TODAY I SET OUT to avenge my father’s death. I took his dagger, the one with the two points, and I filled a pouch with poison leaves. I put on my brother’s clothes and his turban so I would not be recognised. I hid the shells, feathers, and cowries deep in my pocket – I would only need them when I arrived in Gobir. I looped my amulet on a cord and tied it around my neck. I did not feel afraid.
My mother was alone in her room. She would mourn my father for months, not scenting her body or wearing gold. From outside, I heard her praying. She wanted to dream of him, to see how he was in his new life. But he had not yet visited any of us in a dream. I did not go into her room to say goodbye. She would stop me. She would say a young girl had no business travelling beyond the outskirts of town.
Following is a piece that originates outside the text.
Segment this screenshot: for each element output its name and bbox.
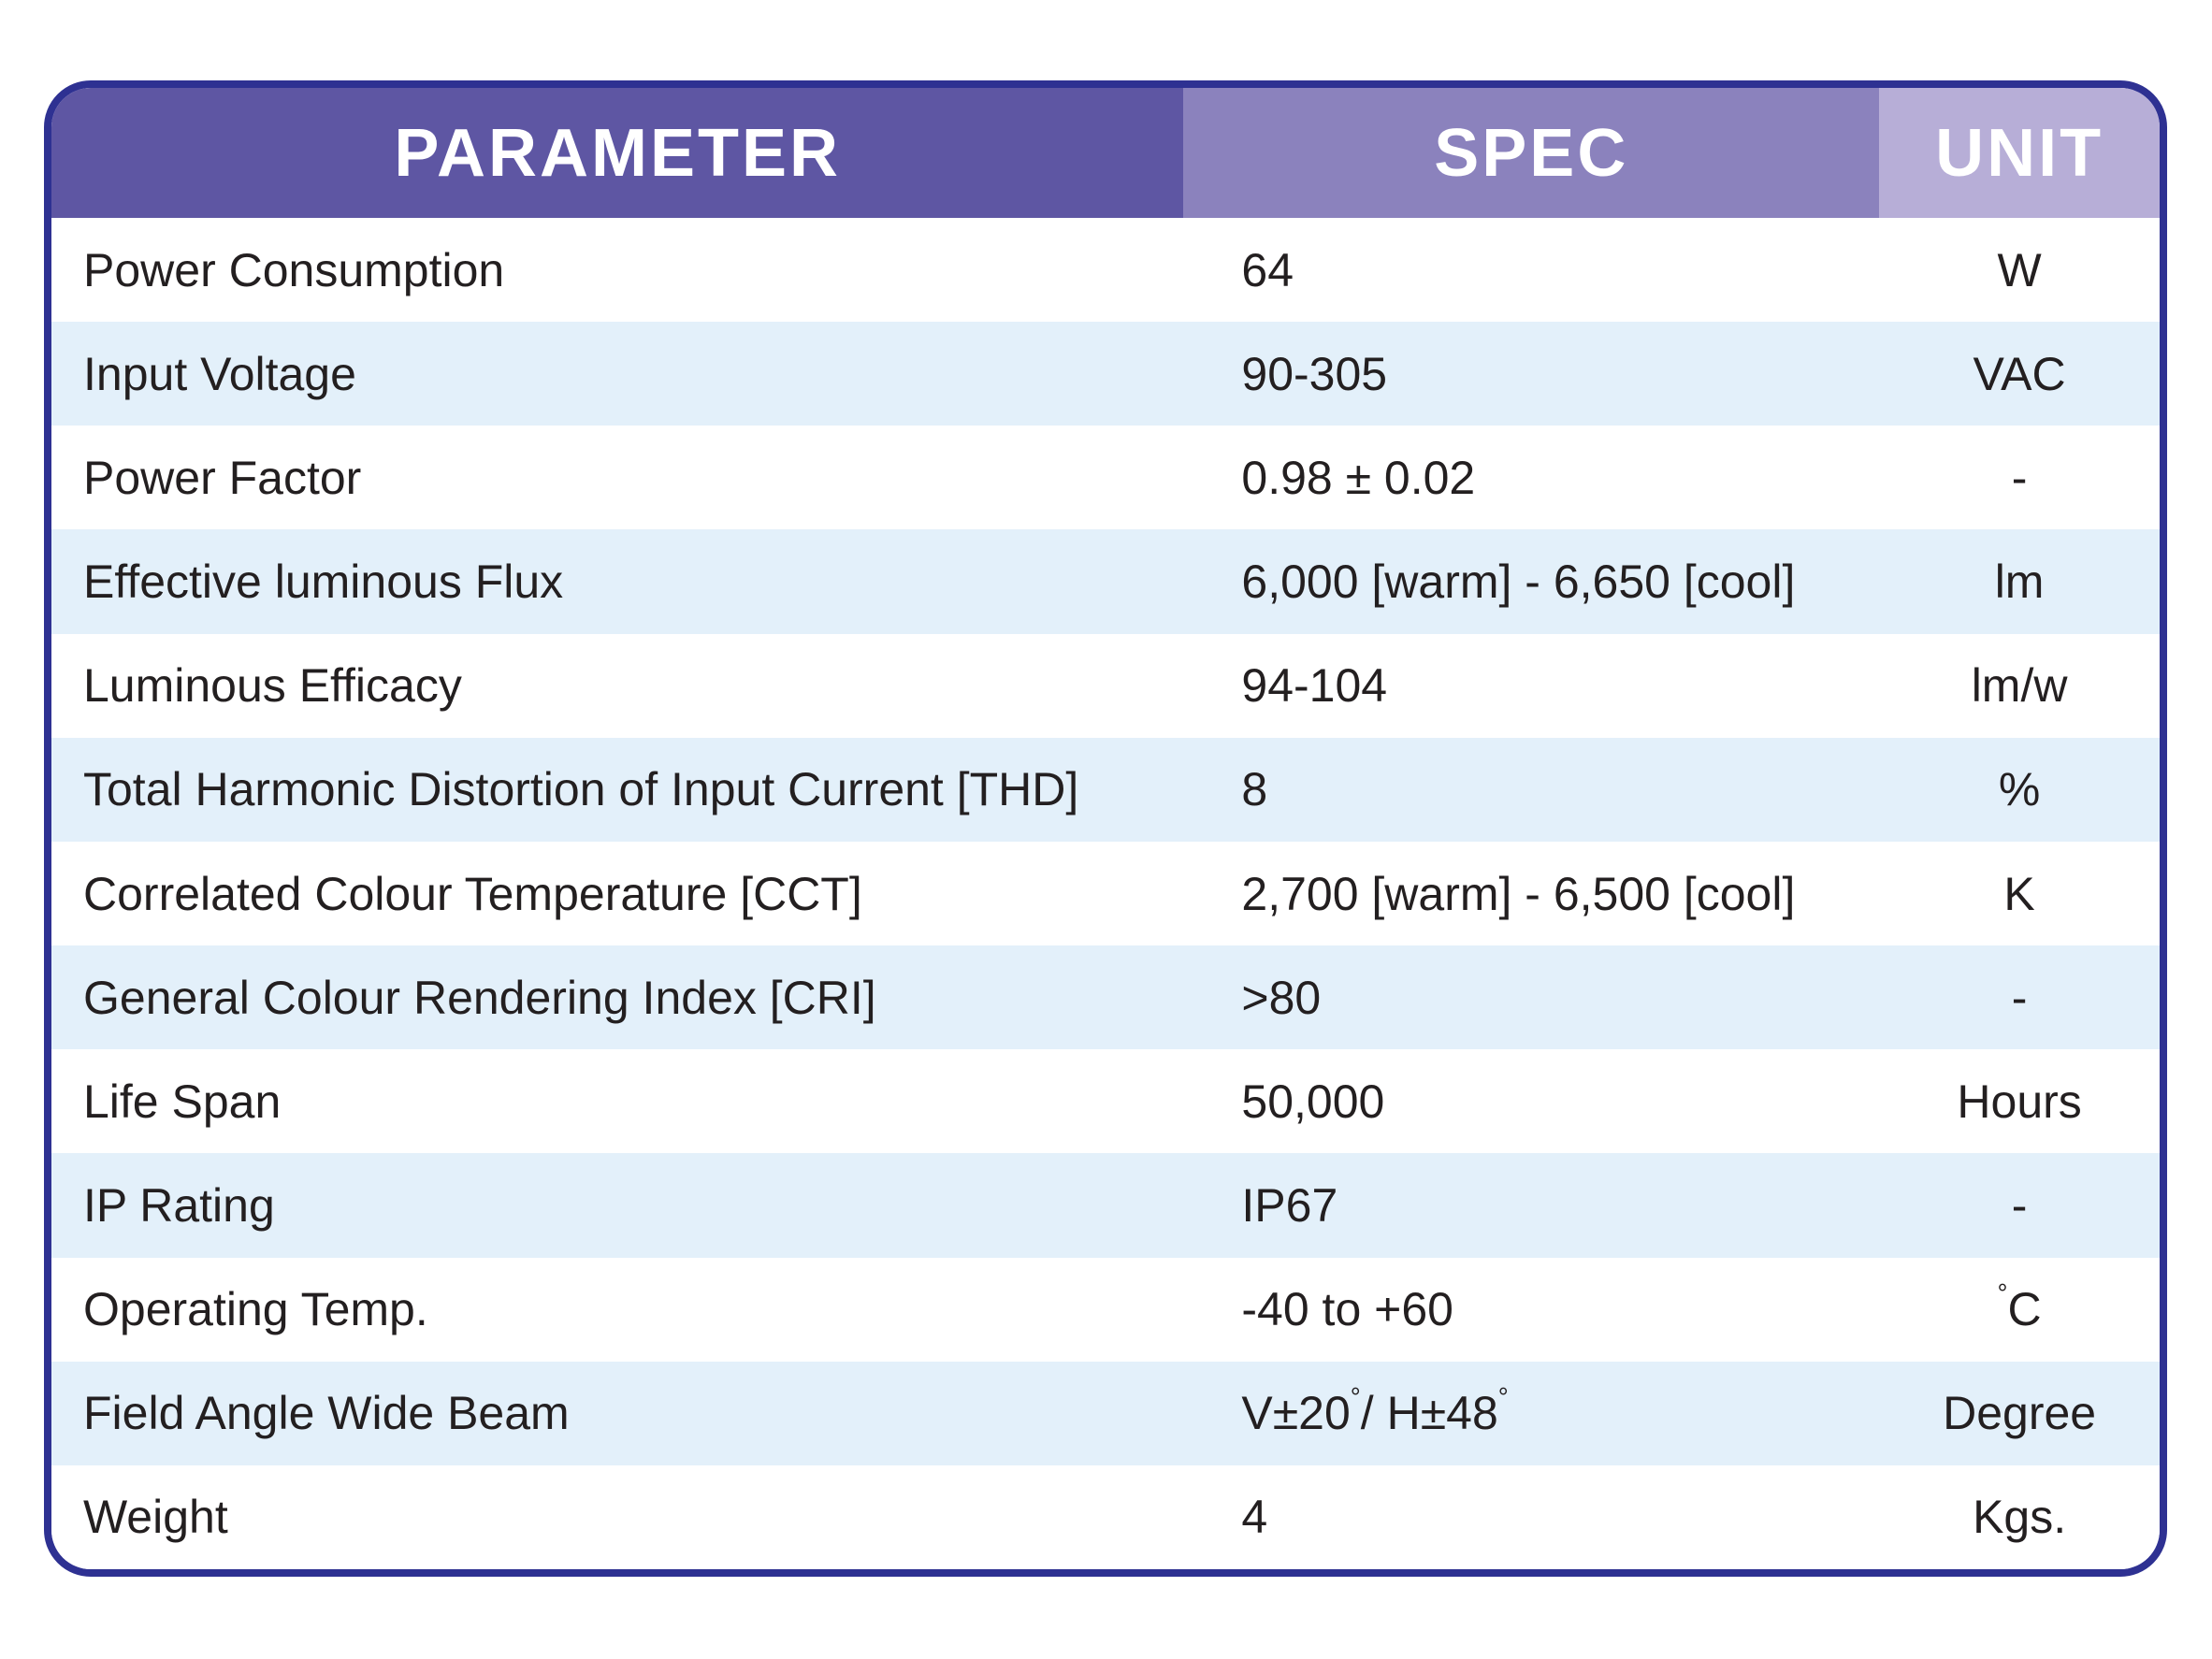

In our courtyard, I looked at everything – at one of our goats heavy with kid, our water pots with their reddish-brown colour, and the coop where the pigeons fluttered and cooed. I looked at the ashy remains of yesterday’s cooking fire. I picked up my little cat. She knew who I was, she was not fooled. I kissed her and said, ‘I will not play with you today or give you milk. Even tomorrow I will still be away.’
In the marketplace, I pulled down the sash that was wrapped around my turban and covered my mouth. I walked fast so that no one would recognise me. I bumped into my friend Aysha, her hair in corn rows. I almost cried out, ‘Aysha, you have plaited your hair at last!’ But she brushed past me and did not notice who I was.
Bello was buying guava from a seller, but he happened to glance my way. Unlike Aysha, he stopped and looked again. He started to follow me, and I pretended not to hear him. ‘Maryam,’ he said, ‘it’s you, isn’t it, Maryam?’ He looked like the village idiot, gaping and shadowing me.
At last I said, ‘Bello, go away and don’t tell my family that you have seen me.’
He started to ask one question after the other. ‘Where are you going? Why are you dressed like that?’
Bello and I had left the marketplace by now and were at the outskirts of the town. There was hardly anyone around. I stopped under a tree and we sat down. I moved the wrapper from my mouth and said, ‘I am going to Gobir to avenge my father’s death.’